Was ist eigentlich Regietheater?

Daniel Kehlmann redete in Salzburg so, als wisse er es. Das deutsche Feuilleton zeigte sich tagelang verwirrt.

Daniel Kehlmann hat aus seiner Eröffnungsrede zu den Salzburger Festspielen eine Liebeserklärung an seinen verstorbenen Vater gemacht, einen Theatermacher. Zugleich hat sich der Schriftsteller wie ein ganz arger Regietheater-Regisseur benommen. Er drosch auf Regisseure ein, die sich nach seinem Geschmack auf Kosten der Dichter und ihrer Texte unmäßig ausleben.

Regisseurin Andrea Breth war in den „Salzburger Nachrichten“ angetan von dieser Rede, sie sei „gut und wichtig für die sich selbst überschätzende momentane Theaterszene“. Im „Hamburger Abendblatt“ aber regte sich Widerstand. Ulrich Khuon, Intendant des Deutschen Theaters Berlin, tadelte Kehlmanns „pauschales Verschwörungsgedudel“. Es sei unverantwortlich, dies an einer Stelle wie der Eröffnung der Salzburger Festspiele zu tun.
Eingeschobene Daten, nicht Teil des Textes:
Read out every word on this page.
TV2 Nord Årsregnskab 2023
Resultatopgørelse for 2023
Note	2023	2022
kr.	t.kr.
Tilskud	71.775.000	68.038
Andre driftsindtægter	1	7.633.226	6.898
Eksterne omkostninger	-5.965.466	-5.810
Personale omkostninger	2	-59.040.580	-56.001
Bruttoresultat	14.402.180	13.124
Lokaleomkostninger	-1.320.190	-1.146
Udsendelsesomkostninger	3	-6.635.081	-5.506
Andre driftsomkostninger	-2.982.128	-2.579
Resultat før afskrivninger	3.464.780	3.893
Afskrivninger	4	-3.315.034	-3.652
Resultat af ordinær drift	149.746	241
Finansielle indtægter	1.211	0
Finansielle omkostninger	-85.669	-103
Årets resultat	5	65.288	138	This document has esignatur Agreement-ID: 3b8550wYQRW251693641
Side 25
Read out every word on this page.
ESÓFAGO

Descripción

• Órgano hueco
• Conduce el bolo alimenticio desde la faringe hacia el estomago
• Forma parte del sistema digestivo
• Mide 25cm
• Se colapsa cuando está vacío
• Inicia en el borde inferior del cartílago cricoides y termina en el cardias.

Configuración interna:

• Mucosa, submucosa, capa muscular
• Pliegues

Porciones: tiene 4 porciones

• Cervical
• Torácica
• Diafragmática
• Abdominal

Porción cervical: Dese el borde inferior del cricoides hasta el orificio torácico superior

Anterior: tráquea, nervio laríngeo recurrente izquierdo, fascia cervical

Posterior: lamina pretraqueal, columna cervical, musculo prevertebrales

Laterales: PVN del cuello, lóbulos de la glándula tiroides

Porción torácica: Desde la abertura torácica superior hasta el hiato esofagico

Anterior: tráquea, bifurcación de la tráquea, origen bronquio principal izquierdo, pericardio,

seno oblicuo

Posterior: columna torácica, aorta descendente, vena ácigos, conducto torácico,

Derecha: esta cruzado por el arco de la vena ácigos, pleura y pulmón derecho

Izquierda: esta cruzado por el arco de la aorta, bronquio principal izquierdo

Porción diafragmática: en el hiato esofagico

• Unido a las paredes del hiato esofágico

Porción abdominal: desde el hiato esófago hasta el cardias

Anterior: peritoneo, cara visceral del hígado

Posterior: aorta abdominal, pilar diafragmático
Verkehrte Welt. Die Zertrümmerer mahnen zur Zurückhaltung, während Vorkämpfer der Retrospektive polemisieren, wenn auch nicht so elegant wie Kehlmann. Tilman Krause in der „Welt“ etwa: „Regietheater ist Unsinn – das versteht sich von selbst“, behauptet er und spricht von gesunkenem Kulturgut, das von unserer Überflussgesellschaft verwaltet, nicht gestaltet werde. „Es hat seine Zeit gehabt.“

Von allen Dichtern verlassene Zwerge. Dieser Gedanke scheint auch Gerhard Stadelmaier nicht fremd zu sein. In der „FAZ“ baut er einen entsprechenden Exkurs in einen Kommentar zum Tode Peter Zadeks ein, der lange Zeit als genialster Neuerer galt. Alles Theater, schrieb Stadelmaier, „gerade das werk- und textverliebteste, ist naturgemäß Regietheater. Erst durch Regie kommt es zu sich, zu Welt und Leben. Was einem Zadek (und nicht nur ihm) entgegenstand, ist das Regisseurtheater. Es ist das schauerliche Theater der Selbstfüllknirpse, der fantasie- und geistlosen, von allen Dichtern verlassenen Zwerge. Ein mieses Genre.“ Regietheater statt Regisseurtheater? Frank Baumbauer, langjähriger Intendant der Münchener Kammerspiele, im „Hamburger Abendblatt“: „Es gibt kein Regietheater. Es gibt nur gutes oder schlechtes Theater.“ Da hat er recht.

Vielleicht sollten alte und neue Theaterzertrümmerer auf Regisseur Nicolas Stemann hören. Bescheiden klingt seine listige Wortmeldung. In der „Süddeutschen Zeitung“ erklärte er, warum es kein Zurück gebe. Das Wesen des Theater sei die Vergänglichkeit. Daran liege es auch, dass ein Regisseur wie Kehlmanns Vater „vergessen wird und in völliger Bedeutungslosigkeit versinkt, weil die Zeit weiterschreitet und sich die ästhetischen Vorstellungen der Zuschauer und der Kritik ändern“. Bald zählt also auch Progressivstes zum alten Mist. Und den müssen wir uns dann auch gar nicht mehr anschauen.